Mesin Industri yang menggunakan listrik. Foto Istimewa

“Kalau tiba-tiba tersedia tambahan daya 4.800 MW, ini sama saja menyediakan pasokan listrik untuk pulau Sumatera hampir 100%,…”

Medan-Intainews.com:Gubernur Sumatera Utara [Gubsu] Edy Rahmayadi belum lama ini menanda tangani [meneken] kesepakatan kerjasama pembangunan infrastruktur listrik sebesar 4.800 MW.

Gagasan ini tentunya sangat bagus untuk memenuhi kebutuhan listrik di Provinsi Sumatera Utara bahkan di pulau Sumatera. Tetapi kapasitas daya listrik di Sumatera Bagian Utara itu sudah mencapai 2.200 MW.

Artinya surplus atau cadangan daya 200 hingga 500 MW. Dengan ketersediaan energi listrik yang memadai, tentunya ada pemborosan. Karena posisi surplus 200 hingga 500 MW tidak terpakai. “Kalau ada pembangunan listrik sebesar 4.800 MW. Maka akan ada pemborosan yang lebih besar lagi,” kata pengamat ekonomi Gunawan Benyamin kepada Intainews.com di Medan, Jumat 8 November 2019.

Hal itu disebutkannya terkait seputar ketersediaan infrastruktur kelistrikan untuk menarik investasi di daerah ini. Pemda diharapkan dapat melakukan pemanfaatan energi listrik secara optimal.Targetnya antara lain pengembangan industri yang menyerap tenaga listrik, atau meningkatkan elektrifikasi listrik bagi masyarakat.

“Paling penting diupayakan menggenjot investasi di wilayah ini. Kalau menambah daya listrik tetapi suplai daya kurang, justru yang terjadi pemborosan,” kata dia.

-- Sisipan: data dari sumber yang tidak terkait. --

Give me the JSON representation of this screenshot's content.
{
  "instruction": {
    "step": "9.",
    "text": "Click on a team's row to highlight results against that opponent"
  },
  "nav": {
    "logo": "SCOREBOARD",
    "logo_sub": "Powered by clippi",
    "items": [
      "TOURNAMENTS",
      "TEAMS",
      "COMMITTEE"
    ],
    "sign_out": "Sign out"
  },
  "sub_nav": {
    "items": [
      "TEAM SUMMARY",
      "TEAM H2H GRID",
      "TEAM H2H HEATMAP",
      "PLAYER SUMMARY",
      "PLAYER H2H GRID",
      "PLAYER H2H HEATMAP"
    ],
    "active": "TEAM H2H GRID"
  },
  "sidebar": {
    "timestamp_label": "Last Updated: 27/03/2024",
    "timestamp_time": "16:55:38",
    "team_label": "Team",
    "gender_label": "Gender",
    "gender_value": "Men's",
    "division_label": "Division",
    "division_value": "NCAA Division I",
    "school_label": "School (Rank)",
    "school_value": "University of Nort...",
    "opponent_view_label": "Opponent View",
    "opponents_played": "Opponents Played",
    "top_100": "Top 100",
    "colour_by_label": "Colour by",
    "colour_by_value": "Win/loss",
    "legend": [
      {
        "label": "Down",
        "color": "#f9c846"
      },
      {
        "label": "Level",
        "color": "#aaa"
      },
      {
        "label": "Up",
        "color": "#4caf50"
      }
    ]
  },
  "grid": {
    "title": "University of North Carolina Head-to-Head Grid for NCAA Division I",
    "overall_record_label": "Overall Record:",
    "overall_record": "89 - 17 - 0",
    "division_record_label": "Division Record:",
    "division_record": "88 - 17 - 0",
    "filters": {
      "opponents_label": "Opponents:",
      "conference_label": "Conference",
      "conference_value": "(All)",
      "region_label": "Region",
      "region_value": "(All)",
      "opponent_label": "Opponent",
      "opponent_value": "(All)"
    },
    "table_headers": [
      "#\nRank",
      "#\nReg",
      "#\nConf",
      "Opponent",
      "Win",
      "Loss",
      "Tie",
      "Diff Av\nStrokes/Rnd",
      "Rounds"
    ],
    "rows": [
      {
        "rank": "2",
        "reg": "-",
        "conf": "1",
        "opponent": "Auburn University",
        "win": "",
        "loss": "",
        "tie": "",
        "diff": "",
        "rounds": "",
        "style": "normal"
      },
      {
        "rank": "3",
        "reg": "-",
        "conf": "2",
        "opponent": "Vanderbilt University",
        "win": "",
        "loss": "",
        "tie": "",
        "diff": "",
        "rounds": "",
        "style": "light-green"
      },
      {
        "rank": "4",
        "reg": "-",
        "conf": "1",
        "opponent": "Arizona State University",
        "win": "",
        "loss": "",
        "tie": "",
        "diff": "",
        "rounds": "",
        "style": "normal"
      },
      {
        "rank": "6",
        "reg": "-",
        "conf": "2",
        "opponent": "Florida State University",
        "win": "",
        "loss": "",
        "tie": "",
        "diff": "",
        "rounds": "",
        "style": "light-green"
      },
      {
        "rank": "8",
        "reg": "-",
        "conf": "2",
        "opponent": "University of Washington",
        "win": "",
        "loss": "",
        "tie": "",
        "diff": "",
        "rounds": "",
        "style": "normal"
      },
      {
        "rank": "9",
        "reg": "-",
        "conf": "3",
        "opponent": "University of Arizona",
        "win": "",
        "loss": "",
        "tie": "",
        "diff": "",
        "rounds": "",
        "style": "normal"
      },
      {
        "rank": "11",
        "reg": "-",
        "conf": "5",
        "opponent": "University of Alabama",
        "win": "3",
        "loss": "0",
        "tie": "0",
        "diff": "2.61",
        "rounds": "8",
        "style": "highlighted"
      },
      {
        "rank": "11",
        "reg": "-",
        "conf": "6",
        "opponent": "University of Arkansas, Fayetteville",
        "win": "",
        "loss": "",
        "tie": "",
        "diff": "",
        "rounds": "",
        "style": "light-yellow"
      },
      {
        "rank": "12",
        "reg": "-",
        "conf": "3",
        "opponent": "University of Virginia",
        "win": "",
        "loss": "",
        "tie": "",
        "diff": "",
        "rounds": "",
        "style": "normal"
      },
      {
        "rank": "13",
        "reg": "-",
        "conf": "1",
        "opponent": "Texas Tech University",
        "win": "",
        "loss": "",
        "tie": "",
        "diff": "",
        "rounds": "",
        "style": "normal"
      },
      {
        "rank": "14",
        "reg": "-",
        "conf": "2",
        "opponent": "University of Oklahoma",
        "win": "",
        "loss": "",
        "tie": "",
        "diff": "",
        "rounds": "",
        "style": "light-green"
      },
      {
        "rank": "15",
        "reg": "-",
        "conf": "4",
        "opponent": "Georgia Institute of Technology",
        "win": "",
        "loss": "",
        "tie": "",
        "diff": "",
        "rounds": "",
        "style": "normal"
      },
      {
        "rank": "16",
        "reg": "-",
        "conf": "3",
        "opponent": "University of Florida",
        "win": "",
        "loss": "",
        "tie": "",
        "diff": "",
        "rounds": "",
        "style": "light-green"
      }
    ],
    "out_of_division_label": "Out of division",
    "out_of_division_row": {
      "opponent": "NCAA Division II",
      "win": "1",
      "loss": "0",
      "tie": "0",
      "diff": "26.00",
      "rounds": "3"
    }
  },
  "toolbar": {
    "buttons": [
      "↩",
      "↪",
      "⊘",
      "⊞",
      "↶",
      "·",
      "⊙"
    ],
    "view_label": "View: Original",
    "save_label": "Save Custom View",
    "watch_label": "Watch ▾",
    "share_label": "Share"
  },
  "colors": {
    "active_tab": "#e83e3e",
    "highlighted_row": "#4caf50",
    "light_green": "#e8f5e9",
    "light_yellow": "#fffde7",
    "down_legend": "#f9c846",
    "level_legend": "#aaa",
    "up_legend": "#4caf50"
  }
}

Ketersediaan listrik di pulau Sumatera saat ini mencapai 5000 MW, dengan posisinya juga surplus. Jika ada penambahan pasokan listrik sebesar 4800 MW, pertanyaannya mau dikemanakan kelebihannya?. Ru musnya, kebutuhan listrik 1.5% di tambah pertumbuhan ekonomi.Ini hitung hitungan kasar.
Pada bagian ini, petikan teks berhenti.